Where someone is born just isn't a very telling biographical fact.
But why do we even care whether Obama—or any president—was born in the United States? Section 1 of Article Two of the Constitution states that "No person except a natural born Citizen, or a Citizen of the United States, at the time of the Adoption of this Constitution, shall be eligible to the Office of President." Let's just get rid of that requirement.
Presumably, the rationale for the Natural Born Citizen Clause is to exclude candidates who have an allegiance to another country. But whether someone is born in the United States isn't a perfect predictor of whether they have America's interests at heart. We have characters like John Walker Lindh and Timothy McVeigh—born in America and working hard to destroy it—and also immigrants like Arnold Schwarzenegger and Sergey Brin—born elsewhere but devoted to their adoptive country.
In trying to decide who's "American enough" to be president we don't need a rule about where candidates are born, anyway. Looking at the candidates themselves is far more valuable than looking at their birth certificates. That's exactly what the voters do now, and they'd keep doing it if we cut the Natural Born Citizen Clause.
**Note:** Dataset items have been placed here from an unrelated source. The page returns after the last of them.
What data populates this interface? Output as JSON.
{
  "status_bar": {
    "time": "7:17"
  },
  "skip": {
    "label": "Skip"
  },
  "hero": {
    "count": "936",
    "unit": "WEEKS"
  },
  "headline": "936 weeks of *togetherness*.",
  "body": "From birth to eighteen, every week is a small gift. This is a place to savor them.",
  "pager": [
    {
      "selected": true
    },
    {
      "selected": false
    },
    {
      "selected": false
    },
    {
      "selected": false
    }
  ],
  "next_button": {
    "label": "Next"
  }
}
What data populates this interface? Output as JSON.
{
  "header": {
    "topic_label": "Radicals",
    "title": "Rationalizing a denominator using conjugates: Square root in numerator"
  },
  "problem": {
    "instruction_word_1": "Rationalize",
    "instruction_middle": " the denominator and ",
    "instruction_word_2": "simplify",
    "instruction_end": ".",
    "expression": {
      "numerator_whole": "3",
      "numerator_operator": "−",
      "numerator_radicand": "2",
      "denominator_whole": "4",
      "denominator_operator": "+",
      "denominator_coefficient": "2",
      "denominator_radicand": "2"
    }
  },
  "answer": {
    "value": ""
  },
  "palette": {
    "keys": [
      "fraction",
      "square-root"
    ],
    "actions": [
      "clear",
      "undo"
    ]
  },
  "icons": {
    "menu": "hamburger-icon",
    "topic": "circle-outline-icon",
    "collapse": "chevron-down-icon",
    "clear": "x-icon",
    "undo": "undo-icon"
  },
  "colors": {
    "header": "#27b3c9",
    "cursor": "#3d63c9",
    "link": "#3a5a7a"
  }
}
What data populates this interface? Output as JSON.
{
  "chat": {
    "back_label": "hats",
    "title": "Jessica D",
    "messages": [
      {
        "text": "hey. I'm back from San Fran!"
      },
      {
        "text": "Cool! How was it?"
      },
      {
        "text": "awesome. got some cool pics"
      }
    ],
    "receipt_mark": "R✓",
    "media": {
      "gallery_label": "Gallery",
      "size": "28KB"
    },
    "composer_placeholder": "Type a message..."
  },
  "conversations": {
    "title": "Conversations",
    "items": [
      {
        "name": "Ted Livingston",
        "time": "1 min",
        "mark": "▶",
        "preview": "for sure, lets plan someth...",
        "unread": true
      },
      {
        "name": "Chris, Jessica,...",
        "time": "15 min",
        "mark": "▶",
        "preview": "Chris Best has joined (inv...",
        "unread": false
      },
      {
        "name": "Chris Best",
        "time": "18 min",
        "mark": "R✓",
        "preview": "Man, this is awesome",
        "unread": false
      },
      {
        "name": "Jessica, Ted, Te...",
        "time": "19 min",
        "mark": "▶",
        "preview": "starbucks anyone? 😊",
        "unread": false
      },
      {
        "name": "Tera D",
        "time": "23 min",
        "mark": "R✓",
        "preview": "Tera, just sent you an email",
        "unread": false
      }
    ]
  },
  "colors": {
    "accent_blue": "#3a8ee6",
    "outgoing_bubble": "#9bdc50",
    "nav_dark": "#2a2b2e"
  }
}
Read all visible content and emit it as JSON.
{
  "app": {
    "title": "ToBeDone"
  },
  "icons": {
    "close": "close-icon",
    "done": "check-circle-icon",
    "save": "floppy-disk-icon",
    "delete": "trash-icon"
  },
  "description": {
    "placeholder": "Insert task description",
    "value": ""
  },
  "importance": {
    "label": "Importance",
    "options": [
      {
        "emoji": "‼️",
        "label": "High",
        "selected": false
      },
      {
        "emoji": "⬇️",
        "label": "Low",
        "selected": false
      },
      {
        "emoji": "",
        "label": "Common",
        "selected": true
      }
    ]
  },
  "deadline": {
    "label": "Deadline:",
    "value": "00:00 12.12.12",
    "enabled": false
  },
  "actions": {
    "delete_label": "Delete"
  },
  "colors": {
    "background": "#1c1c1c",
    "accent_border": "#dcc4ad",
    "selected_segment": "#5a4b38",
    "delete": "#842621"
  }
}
Candidates who aren't pretty obviously American would get scrutinized—and eliminated from the race—by the democratic process. It's not as if a bureaucrat from Communist China would fly over from Beijing and somehow slip through the cracks to become commander in chief.
Where someone is born just isn't a very telling biographical fact. It is, after all, something one has no control over. Obama was actually born in Kenya? Great! What do his decisions since being born tell us about which country's interests he cares most about?